On Ollie North, Don't Get `Technical'
IN the many news reports recently about Oliver North's campaign in Virginia for the US Senate, one phrase has cropped up like spring dandelions. A June 8 Associated Press article about the Republican nominee is typical: ``North, whose conviction for lying to Congress about the Iran-contra scandal was overturned on a technicality....'' On a technicality.
The phrase is common in articles and broadcasts about overturned convictions. No doubt many reporters would justify it as journalistic shorthand, one of numerous such usages that are necessary in a business where skinflint editors parcel out words in inches and seconds. And certainly it's more economical to say a criminal conviction was reversed ``on a technicality'' than to say that a person was set free:
* ``owing to the government's disregard of due process as defined under the United States Constitution''; or
* ``because police officers uncovered evidence in violation of the suspect's Fourth Amendment right to privacy''; or
* ``because prosecutors obtained incriminating statements from the suspect through means that the Supreme Court says are reminiscent of the Star Chamber.''
Is it really true, however, that ``on a technicality'' equates with those wordier statements? If it does, then the point of this column is itself a technicality. But too often ``on a technicality'' is a phrase with an attitude (albeit one that is often unconscious).

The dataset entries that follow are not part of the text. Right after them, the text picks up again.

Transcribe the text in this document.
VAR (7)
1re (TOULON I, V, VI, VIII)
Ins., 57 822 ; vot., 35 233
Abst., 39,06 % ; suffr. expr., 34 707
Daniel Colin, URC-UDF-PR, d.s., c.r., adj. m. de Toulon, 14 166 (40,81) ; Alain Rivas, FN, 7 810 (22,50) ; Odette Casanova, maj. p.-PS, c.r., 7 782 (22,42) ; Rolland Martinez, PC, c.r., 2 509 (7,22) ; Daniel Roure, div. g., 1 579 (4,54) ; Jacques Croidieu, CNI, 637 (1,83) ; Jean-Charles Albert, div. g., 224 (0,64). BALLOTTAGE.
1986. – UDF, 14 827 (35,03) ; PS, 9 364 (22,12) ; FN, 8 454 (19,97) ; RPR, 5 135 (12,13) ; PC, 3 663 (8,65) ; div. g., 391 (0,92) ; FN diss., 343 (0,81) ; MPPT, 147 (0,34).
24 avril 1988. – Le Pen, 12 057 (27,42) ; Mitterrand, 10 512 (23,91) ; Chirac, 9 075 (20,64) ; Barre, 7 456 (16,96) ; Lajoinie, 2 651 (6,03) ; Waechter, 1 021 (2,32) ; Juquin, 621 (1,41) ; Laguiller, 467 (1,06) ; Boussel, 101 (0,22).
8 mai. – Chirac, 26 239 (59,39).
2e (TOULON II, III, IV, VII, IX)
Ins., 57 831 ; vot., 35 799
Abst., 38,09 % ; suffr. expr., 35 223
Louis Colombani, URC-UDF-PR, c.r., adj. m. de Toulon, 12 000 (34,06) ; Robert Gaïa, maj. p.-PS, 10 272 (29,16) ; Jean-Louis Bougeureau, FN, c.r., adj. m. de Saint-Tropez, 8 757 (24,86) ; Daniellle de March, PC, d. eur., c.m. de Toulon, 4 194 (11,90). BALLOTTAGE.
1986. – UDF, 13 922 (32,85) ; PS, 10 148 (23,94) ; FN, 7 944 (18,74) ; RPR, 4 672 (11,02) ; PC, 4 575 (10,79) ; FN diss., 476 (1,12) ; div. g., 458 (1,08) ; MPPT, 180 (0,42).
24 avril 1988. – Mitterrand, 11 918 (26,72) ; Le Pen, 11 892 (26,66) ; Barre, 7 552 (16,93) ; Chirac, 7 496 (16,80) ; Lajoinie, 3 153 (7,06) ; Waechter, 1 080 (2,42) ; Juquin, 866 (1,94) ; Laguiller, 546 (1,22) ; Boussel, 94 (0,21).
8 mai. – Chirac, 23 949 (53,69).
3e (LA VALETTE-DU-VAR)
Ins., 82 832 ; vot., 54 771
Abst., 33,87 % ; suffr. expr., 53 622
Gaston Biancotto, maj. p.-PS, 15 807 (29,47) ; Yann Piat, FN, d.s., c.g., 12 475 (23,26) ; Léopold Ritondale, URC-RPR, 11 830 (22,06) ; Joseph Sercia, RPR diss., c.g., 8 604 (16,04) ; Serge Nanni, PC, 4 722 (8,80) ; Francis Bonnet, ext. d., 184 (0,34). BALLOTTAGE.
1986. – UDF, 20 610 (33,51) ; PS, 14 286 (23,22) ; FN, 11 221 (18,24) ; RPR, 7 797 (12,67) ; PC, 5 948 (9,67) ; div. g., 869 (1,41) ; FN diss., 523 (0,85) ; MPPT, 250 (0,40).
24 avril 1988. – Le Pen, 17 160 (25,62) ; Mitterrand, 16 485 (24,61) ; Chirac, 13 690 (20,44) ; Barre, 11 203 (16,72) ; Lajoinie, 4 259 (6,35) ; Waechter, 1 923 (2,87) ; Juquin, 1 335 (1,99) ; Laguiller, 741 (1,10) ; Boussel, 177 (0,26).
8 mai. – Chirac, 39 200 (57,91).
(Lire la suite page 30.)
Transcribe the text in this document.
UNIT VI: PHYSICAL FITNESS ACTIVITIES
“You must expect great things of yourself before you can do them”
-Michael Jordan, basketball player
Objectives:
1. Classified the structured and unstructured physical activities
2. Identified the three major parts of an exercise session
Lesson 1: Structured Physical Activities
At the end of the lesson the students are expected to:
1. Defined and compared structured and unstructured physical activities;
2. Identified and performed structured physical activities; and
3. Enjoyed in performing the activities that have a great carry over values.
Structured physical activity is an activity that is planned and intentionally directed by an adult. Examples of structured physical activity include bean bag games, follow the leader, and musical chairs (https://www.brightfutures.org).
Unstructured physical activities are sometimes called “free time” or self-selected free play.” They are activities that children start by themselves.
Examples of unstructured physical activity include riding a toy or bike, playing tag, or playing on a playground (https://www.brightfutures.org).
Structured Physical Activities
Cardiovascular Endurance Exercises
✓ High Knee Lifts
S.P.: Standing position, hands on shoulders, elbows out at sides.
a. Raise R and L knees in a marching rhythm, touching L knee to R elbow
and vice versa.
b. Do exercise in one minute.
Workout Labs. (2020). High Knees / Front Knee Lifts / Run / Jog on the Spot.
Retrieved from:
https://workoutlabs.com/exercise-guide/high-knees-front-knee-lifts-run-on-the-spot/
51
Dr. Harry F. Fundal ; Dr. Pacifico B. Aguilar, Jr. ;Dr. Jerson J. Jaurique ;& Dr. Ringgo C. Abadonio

The attitude encompasses several beliefs: First, that many legal rules and doctrines are ``technical'' - not just in the sense that nuclear physics is technical, but rather, that such rules and doctrines are arcane, antiquated, and nit-picky.

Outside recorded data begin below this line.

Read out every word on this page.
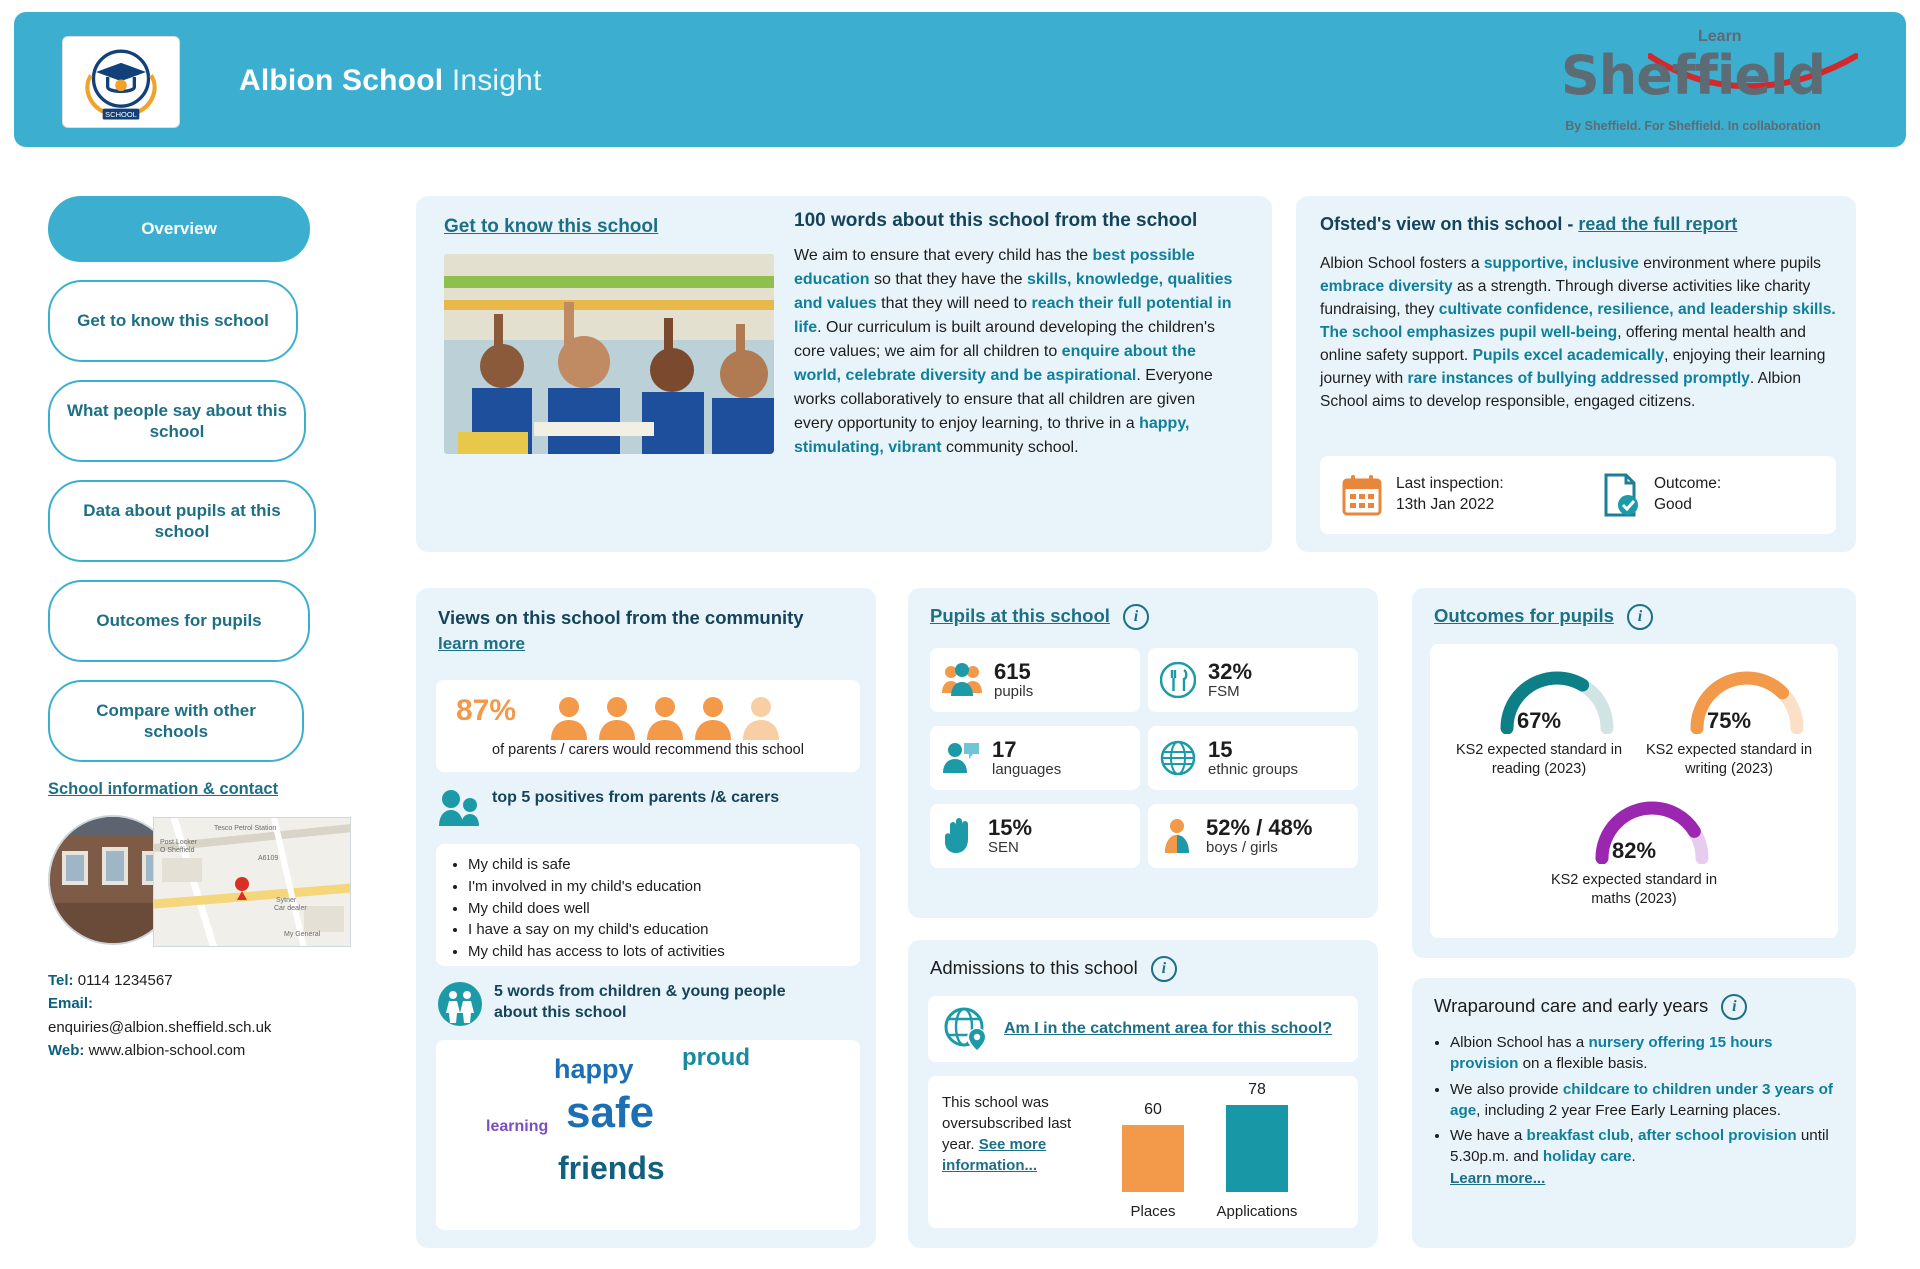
SCHOOL
Albion School Insight
Learn
Sheffield
By Sheffield. For Sheffield. In collaboration
Overview
Get to know this school
What people say about this school
Data about pupils at this school
Outcomes for pupils
Compare with other schools
School information & contact
Tesco Petrol Station
Post Locker
O Sheffield
A6109
Sytner
Car dealer
My General
Tel: 0114 1234567
Email: enquiries@albion.sheffield.sch.uk
Web: www.albion-school.com
Get to know this school	100 words about this school from the school
We aim to ensure that every child has the best possible education so that they have the skills, knowledge, qualities and values that they will need to reach their full potential in life. Our curriculum is built around developing the children's core values; we aim for all children to enquire about the world, celebrate diversity and be aspirational. Everyone works collaboratively to ensure that all children are given every opportunity to enjoy learning, to thrive in a happy, stimulating, vibrant community school.
Ofsted's view on this school - read the full report
Albion School fosters a supportive, inclusive environment where pupils embrace diversity as a strength. Through diverse activities like charity fundraising, they cultivate confidence, resilience, and leadership skills. The school emphasizes pupil well-being, offering mental health and online safety support. Pupils excel academically, enjoying their learning journey with rare instances of bullying addressed promptly. Albion School aims to develop responsible, engaged citizens.
Last inspection:
13th Jan 2022
Outcome:
Good
Views on this school from the community
learn more
87%
of parents / carers would recommend this school
top 5 positives from parents /& carers
• My child is safe
• I'm involved in my child's education
• My child does well
• I have a say on my child's education
• My child has access to lots of activities
5 words from children & young people about this school
happy proud
learning safe
friends
Pupils at this school i
615
pupils
32%
FSM
17
languages
15
ethnic groups
15%
SEN
52% / 48%
boys / girls
Admissions to this school i
Am I in the catchment area for this school?
This school was oversubscribed last year. See more information...
60
Places
78
Applications
Outcomes for pupils i
67%
KS2 expected standard in reading (2023)
75%
KS2 expected standard in writing (2023)
82%
KS2 expected standard in maths (2023)
Wraparound care and early years i
• Albion School has a nursery offering 15 hours provision on a flexible basis.
• We also provide childcare to children under 3 years of age, including 2 year Free Early Learning places.
• We have a breakfast club, after school provision until 5.30p.m. and holiday care.
Learn more...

Second, that lawyers, as members of a dark priesthood, manipulate the law's impenetrable technicalities - which they devised - to achieve dubious ends. Third, and most threatening to public respect for the legal system, ``on a technicality'' bespeaks an underlying notion that law and justice have only a nodding acquaintance.
Now, each of those viewpoints may be accurate in some instances. Yet they are contrary to ancient ideals about law, perhaps even cynical. Consequently, they place the burden of proof on anyone who asserts that, in a given case, the law has operated in a way that mocks justice and that justifies the dismissive use of ``on a technicality.''
Take North's case. He was convicted by a jury of preparing a deceptive chronology of the Iran-contra affair for Congress, improperly shredding documents, and using government money for a security gate at his home. Serious offenses. And he probably committed them. So why did an appeals court let him walk?
Because earlier North had been compelled to testify to Congress about his actions, with the assurance that he could not be prosecuted on the basis of information he provided lawmakers. Despite great efforts by the federal prosecutors to quarantine themselves from North's congressional testimony, in the end they couldn't convince the appeals court that their evidence was wholly ``untainted'' by North's words on Capitol Hill.
In short, the court ruled that North may have been convicted partly from evidence out of his own mouth, uttered only because of Congress's grant of immunity.
That's pretty ``technical,'' all right. It's also consistent with fundamental American ideas about protection from self-incrimination and the right not to be coerced or tricked by the government. Those are safeguards worth protecting for all of us, even such characters as Ollie North.
Journalists should adopt phrasing along the following lines: ``A jury concluded that [name] had committed crimes. The conviction was reversed, however, after an appeals court found that the government had not proved its case consistently with all the rights guaranteed defendants in American courts.''
That's a mouthful, and there's little hope that it will replace ``on a technicality.'' But it is fairer - both to North and to our system - in explaining why the rogue ex-colonel is running for the Senate rather than sitting in a cell.